As she spoke, she lifted the curtain which hid the later portrait of Ralph. She uttered an exclamation which made Claymore, whose back had been turned, spring hastily toward her, too late to prevent her seeing the picture.
"Tom," she cried, "what have you done to Ralph?"
The tone pierced Claymore to the quick. The words were almost those which Celia had used before, but now reproach, grief, and a depth of feeling which it seemed to Tom must come from a regard keener than either gave them a new intensity of meaning. The tears sprang to Miss Sathman's eyes as she looked from the canvas to her lover.
"Oh, Tom," she said, "how could you change it so? Ralph does not look like that."
"No," Claymore answered, his embarra.s.sment giving to his voice a certain severity. "This is the reverse of the other picture. This is the evil possibility of his face."
He recovered his composure. Despite his coldness of demeanor, there was a vein of intense jealousy in the painter's nature, which tingled at the tone in which his betrothed spoke of her cousin. He had more than once said to himself that, despite the fact that Celia might be more demonstrative than he, his love for her was far stronger than hers for him. Now there came to him the conviction, quick and unreasonable, that although she might not be aware of it, her deepest affection was really given to Ralph Thatcher.
"Why did you paint it, Tom?" Celia pursued. "It is wicked. It really does not in the least resemble Ralph. I suppose you could take any face and distort it into wickedness. Where is the other picture?"
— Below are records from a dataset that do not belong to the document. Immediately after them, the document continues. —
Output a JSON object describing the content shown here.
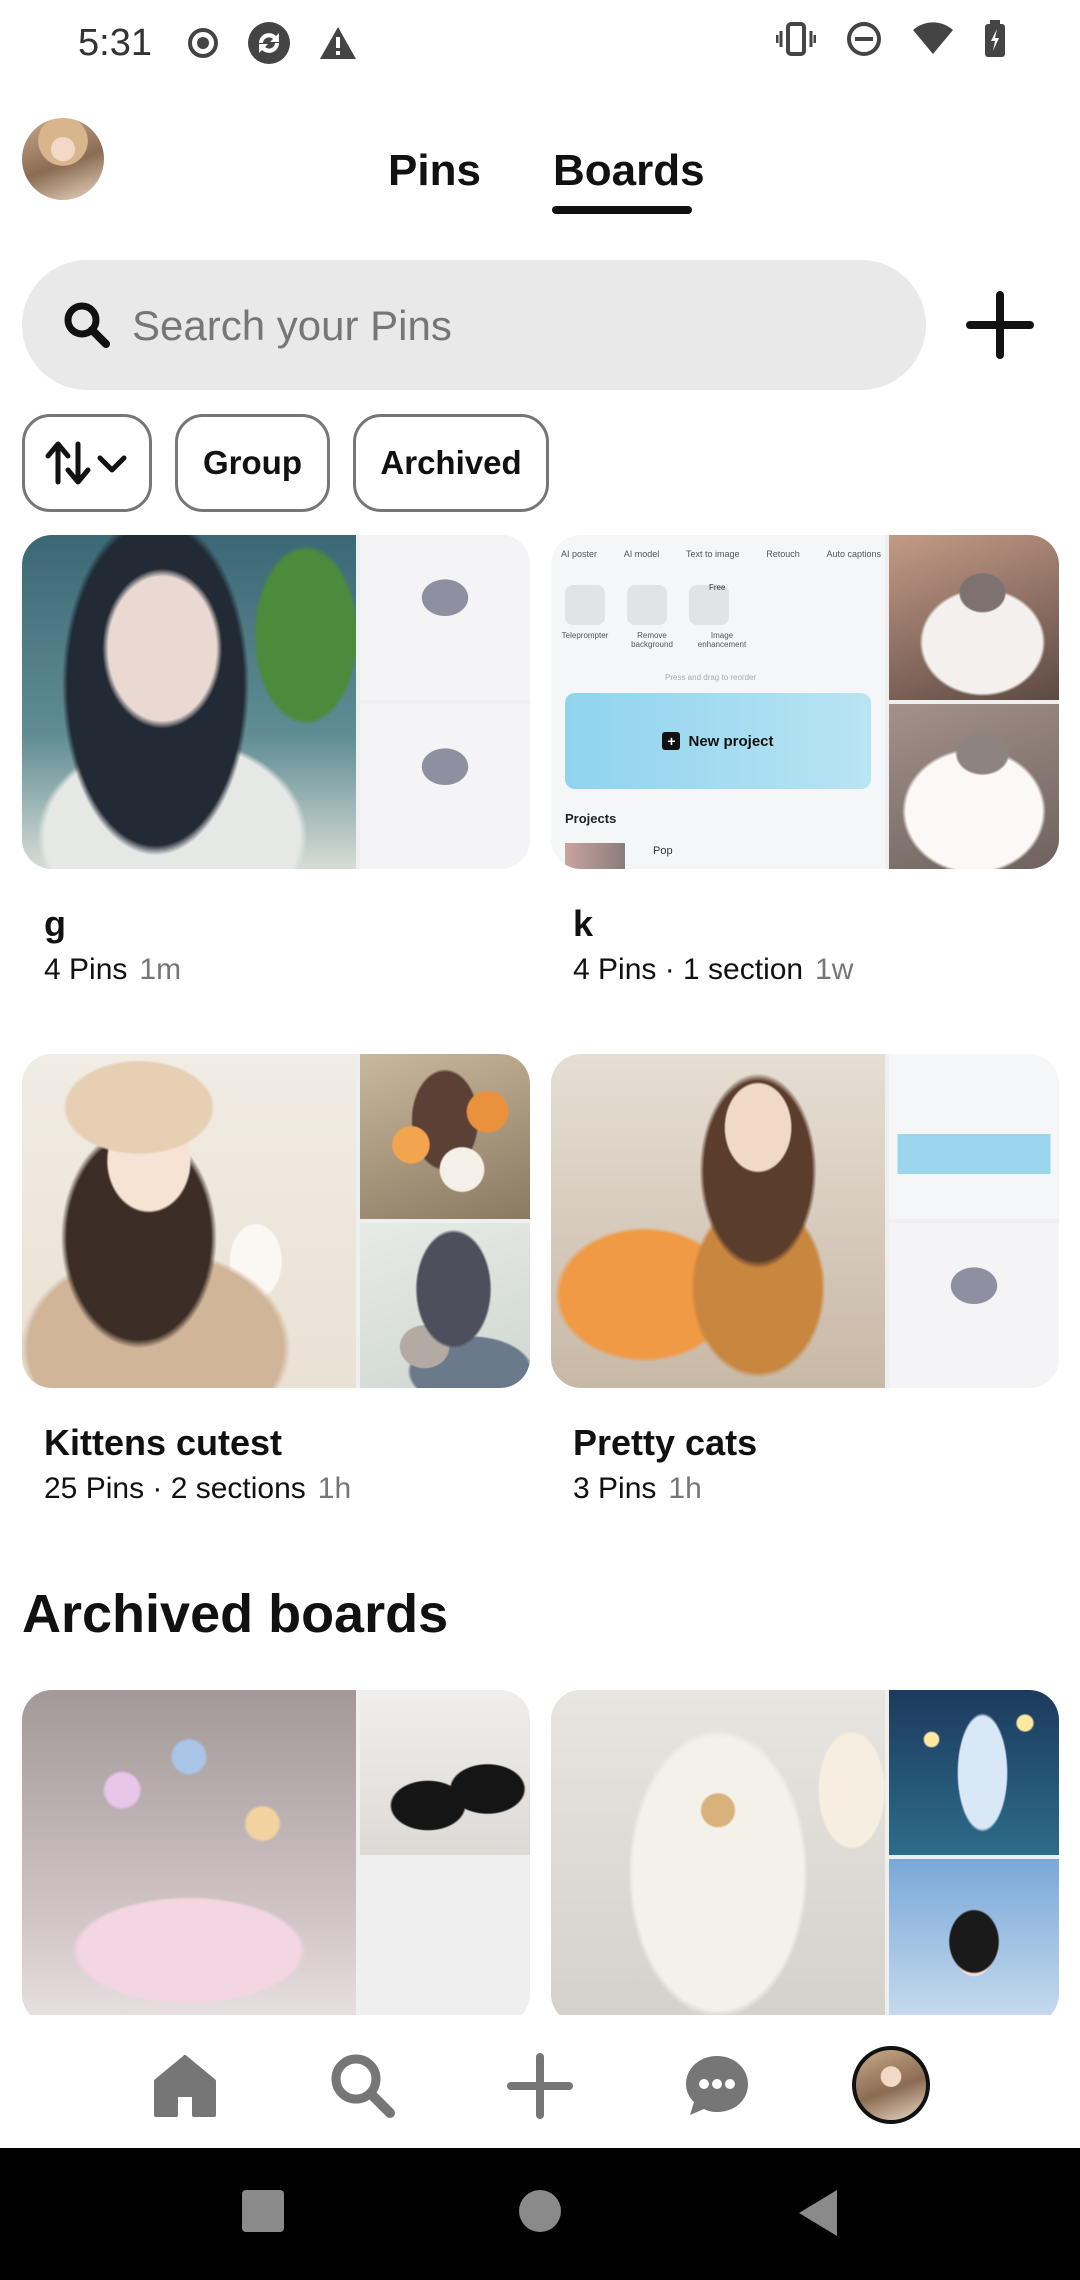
{
  "status_bar": {
    "time": "5:31",
    "left_icons": [
      "record-icon",
      "sync-icon",
      "alert-icon"
    ],
    "right_icons": [
      "vibrate-icon",
      "dnd-icon",
      "wifi-icon",
      "battery-icon"
    ]
  },
  "header": {
    "tabs": [
      {
        "label": "Pins",
        "active": false
      },
      {
        "label": "Boards",
        "active": true
      }
    ]
  },
  "search": {
    "placeholder": "Search your Pins"
  },
  "filters": {
    "sort_icon": "sort-arrows-icon",
    "group_label": "Group",
    "archived_label": "Archived"
  },
  "boards": [
    {
      "title": "g",
      "meta": "4 Pins",
      "time": "1m"
    },
    {
      "title": "k",
      "meta": "4 Pins · 1 section",
      "time": "1w"
    },
    {
      "title": "Kittens cutest",
      "meta": "25 Pins · 2 sections",
      "time": "1h"
    },
    {
      "title": "Pretty cats",
      "meta": "3 Pins",
      "time": "1h"
    }
  ],
  "board_k_thumb": {
    "toolbar_items": [
      "AI poster",
      "AI model",
      "Text to image",
      "Retouch",
      "Auto captions"
    ],
    "tool_labels": [
      "Teleprompter",
      "Remove background",
      "Image enhancement"
    ],
    "badge": "Free",
    "hint": "Press and drag to reorder",
    "new_project": "New project",
    "projects": "Projects",
    "pop": "Pop"
  },
  "archived": {
    "heading": "Archived boards"
  },
  "bottom_nav": {
    "items": [
      "home-icon",
      "search-icon",
      "create-icon",
      "messages-icon",
      "profile-avatar"
    ]
  },
  "colors": {
    "text": "#111111",
    "muted": "#767676",
    "search_bg": "#e9e9e9"
  }
}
Without a word Tom brought the first portrait and set it beside the second. Celia regarded the two canvases in silence a moment. Her color deepened, and her throat swelled. Then she turned upon Claymore with eyes that flashed, despite the tears which sprang into them.
"You are wicked and cruel!" she said bitterly. "I hate you for doing it."
Tom turned pale, and then laughed unmirthfully.
"You take it very much to heart," he remarked.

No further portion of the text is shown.